The fix is to install IE 8 from Safe Mode.

Failure pattern

Windows XP boots to the desktop, showing wallpaper, but nothing else; no icons, Taskbar, Start button, etc.  Mouse pointer present and moves OK, and the “lock” keys toggle the appropriate keyboard LEDs, so the system is still running.  Safe Mode works OK.

Pressing Ctl+Alt+Del does not bring up Task Manager, pressing Alt+Tab or the Flag key does nothing, and pressing (but not holding) ATX power off does not initiate a shutdown.  Pressing the case Reset button forces a hard reset and holding down ATX power button forces ATX “power off”; both cause some file system damage due to bad exit with files open for writes.

Note how this failure pattern differs from some others that are more common; no icons but UI elements present (desktop properties setting to hide icons, icons unselected, etc.), other “shell” failures where Ctl+Alt+Del and ATX power press still work, and malware effects that specifically knock out Task Manager while leaving the desktop UI functioning.

Typical Scenario

It is often necessary to do a “repair install” of Windows XP if one has changed core hardware that breaks compatibility with XP’s pre-PnP code base.  This is what happened to me, when I had to replace a dead motherboard with a different one, even though this was based on the same chipset and the hard drive interface remained the same. 

In addition, folks often “just” re-install Windows for all sorts of problems, even when there are cleaner ways to fix the problem, and/or when doing so is likely to fail.  So I’m surprised there hasn’t been solutions visible via Internet search for this issue – if indeed it is as generic as I suspect it may be.

A few weeks earlier I’d done a similar replacement on a similar PC, using a completely different motherboard chipset.  In that case, Windows booted just fine, did a bit of PnP device detection and driver installation, tossed its Activation cookies out of the cot, but was ultimately fine.  But in the second case, I had the half-expected STOP BSoD error (“Windows has been shut down to prevent damage to  your computer”) earlier during the boot process.

What didn’t work

Writing to an at-risk system, especially installing new software, can often make things worse – so installing IE 8 was far from the first thing I tried.

The PC had already donethe prelim”; RAM, motherboard capacitors, hard drive, file system were all OK and malware had been managed from a Bart boot, and the C: partition had been backed up as a partition image using BING.

First, I hunted down and removed all startup items and drivers for old hardware, working both from Safe Mode and Bart boot.  No joy.

Because Safe Mode worked OK, I suspected a shell integration factor, so I tried setting the shell to Cmd.exe and starting Windows normally.  This failed in the same way; no Cmd.exe window appeared, and ATX power, Ctl+Alt+Del etc. still didn’t work.  Disabling shell extensions using Nirsoft Extension Viewer didn’t work either.

Then I thought there may be a problem with launching the shell, so I edited a batch files run via an existing Task so that it launched Explorer.exe instead of doing what it had done before.  I’d noted this Task running behind the dead desktop, but from Safe Mode one cannot create new Tasks properly – some properties can’t be set, such as “run only when logged on”.  That’s why I edited the batch file of an existing Task, rather than creating a new one.  No joy, again.

The fix

Re-installing Windows often causes problems when bundled subsystems (e.g.
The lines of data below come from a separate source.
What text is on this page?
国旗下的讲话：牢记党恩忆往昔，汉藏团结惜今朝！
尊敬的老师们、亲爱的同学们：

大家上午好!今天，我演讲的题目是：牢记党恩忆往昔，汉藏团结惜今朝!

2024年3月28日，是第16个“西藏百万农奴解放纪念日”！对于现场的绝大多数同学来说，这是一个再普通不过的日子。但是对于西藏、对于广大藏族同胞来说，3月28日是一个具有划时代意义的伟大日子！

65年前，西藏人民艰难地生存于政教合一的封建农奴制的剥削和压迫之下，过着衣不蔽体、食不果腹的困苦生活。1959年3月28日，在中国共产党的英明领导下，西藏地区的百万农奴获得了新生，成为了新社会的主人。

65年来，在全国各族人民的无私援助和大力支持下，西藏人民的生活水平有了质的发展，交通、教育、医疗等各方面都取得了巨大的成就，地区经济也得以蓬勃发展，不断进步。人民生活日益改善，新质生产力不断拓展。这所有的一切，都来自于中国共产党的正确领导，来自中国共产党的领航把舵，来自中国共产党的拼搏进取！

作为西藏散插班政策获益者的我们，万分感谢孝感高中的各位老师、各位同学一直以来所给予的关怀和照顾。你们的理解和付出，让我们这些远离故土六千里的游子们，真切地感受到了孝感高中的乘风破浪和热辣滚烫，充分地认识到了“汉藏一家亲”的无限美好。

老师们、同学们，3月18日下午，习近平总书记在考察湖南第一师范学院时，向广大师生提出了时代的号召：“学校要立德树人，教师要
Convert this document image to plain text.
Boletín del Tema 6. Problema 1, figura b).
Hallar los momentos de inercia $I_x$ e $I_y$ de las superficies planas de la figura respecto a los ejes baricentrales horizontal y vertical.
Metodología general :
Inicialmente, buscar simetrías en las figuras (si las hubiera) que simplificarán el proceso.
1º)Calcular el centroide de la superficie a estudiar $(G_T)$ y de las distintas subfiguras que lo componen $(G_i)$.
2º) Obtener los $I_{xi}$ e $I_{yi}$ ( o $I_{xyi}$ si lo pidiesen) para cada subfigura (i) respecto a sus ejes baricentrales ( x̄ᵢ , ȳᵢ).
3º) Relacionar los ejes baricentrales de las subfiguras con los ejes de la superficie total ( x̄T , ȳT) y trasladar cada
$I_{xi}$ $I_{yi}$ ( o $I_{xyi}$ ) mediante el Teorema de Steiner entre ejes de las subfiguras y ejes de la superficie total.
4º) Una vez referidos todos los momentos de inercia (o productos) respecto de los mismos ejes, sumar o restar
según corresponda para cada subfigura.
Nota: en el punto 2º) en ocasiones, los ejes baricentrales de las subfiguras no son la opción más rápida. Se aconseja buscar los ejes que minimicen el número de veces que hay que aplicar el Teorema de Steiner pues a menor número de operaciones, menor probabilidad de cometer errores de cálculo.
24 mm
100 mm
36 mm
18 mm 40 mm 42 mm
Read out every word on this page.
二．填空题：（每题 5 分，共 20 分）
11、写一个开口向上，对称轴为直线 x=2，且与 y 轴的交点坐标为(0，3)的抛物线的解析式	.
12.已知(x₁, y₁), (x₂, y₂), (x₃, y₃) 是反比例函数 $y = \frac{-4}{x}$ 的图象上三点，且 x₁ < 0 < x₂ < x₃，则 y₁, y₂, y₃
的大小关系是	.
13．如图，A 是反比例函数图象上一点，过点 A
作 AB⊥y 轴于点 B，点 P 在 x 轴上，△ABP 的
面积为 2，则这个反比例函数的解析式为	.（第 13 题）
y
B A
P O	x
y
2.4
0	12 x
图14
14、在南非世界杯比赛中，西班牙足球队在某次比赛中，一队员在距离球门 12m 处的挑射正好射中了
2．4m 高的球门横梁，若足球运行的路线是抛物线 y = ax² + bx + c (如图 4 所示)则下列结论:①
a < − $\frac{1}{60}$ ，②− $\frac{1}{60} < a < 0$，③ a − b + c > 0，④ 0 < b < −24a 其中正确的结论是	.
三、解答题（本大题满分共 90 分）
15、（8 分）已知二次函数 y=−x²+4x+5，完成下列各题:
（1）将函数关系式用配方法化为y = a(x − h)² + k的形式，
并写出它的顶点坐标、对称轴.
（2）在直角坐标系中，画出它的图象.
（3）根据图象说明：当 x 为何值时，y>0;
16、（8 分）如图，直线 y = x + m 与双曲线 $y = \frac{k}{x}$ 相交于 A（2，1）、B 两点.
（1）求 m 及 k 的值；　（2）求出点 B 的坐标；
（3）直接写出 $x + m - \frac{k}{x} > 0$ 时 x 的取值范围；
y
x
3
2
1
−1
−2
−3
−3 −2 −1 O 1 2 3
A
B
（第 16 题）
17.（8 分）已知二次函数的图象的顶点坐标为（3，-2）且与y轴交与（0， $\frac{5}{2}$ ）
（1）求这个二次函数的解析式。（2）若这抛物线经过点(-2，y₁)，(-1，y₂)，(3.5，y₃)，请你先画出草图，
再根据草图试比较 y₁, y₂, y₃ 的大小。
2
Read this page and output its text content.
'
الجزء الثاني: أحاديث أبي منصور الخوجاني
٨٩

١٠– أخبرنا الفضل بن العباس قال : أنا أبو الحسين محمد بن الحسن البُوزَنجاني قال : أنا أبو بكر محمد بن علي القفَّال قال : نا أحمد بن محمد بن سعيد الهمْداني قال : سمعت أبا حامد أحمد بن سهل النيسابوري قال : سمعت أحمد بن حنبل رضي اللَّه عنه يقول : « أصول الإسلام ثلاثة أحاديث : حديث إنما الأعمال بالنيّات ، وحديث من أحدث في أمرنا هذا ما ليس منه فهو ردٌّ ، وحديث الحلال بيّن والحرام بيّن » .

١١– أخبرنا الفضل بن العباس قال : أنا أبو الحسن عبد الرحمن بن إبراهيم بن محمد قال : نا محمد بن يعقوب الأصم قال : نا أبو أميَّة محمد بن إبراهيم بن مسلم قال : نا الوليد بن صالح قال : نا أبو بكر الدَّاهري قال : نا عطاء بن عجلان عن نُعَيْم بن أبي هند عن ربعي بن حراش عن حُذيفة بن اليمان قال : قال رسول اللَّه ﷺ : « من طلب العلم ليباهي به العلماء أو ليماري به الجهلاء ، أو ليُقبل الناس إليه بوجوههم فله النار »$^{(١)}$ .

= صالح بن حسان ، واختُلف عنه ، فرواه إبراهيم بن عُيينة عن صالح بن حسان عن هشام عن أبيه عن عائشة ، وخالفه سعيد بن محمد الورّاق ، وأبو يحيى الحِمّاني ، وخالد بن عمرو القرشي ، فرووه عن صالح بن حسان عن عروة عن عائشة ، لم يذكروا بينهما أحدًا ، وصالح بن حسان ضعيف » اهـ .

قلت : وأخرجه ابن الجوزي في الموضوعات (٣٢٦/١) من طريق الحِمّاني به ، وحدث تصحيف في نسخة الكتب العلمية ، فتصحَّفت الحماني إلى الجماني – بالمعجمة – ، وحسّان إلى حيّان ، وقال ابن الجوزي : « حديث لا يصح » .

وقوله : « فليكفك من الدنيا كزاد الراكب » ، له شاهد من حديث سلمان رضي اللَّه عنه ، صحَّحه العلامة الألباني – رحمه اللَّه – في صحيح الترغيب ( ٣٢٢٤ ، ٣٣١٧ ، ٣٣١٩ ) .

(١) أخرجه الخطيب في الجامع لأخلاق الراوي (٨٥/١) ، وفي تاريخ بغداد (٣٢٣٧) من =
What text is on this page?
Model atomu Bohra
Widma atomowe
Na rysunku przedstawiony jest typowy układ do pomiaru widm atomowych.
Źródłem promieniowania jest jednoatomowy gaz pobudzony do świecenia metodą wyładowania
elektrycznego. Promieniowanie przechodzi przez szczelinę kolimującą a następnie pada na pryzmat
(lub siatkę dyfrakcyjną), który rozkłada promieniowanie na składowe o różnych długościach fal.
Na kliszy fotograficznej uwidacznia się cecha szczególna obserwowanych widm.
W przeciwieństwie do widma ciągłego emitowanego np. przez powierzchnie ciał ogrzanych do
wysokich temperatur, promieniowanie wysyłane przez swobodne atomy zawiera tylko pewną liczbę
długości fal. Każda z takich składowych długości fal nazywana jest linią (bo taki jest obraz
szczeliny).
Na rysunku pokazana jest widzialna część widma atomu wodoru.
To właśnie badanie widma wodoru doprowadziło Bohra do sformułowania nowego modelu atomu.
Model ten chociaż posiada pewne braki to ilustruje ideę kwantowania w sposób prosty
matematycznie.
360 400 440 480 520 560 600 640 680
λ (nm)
Windows Media Player, Internet Explorer) are forced back to older versions.  With that in mind, I tried re-installing IE 8 from Safe Mode, half expecting the usual “Windows Installer is not running” failure pattern.  Much to my surprise, not only did the installation of IE 8 from Safe Mode work, the next boot brought up a functioning shell in normal Windows mode.  Problem solved!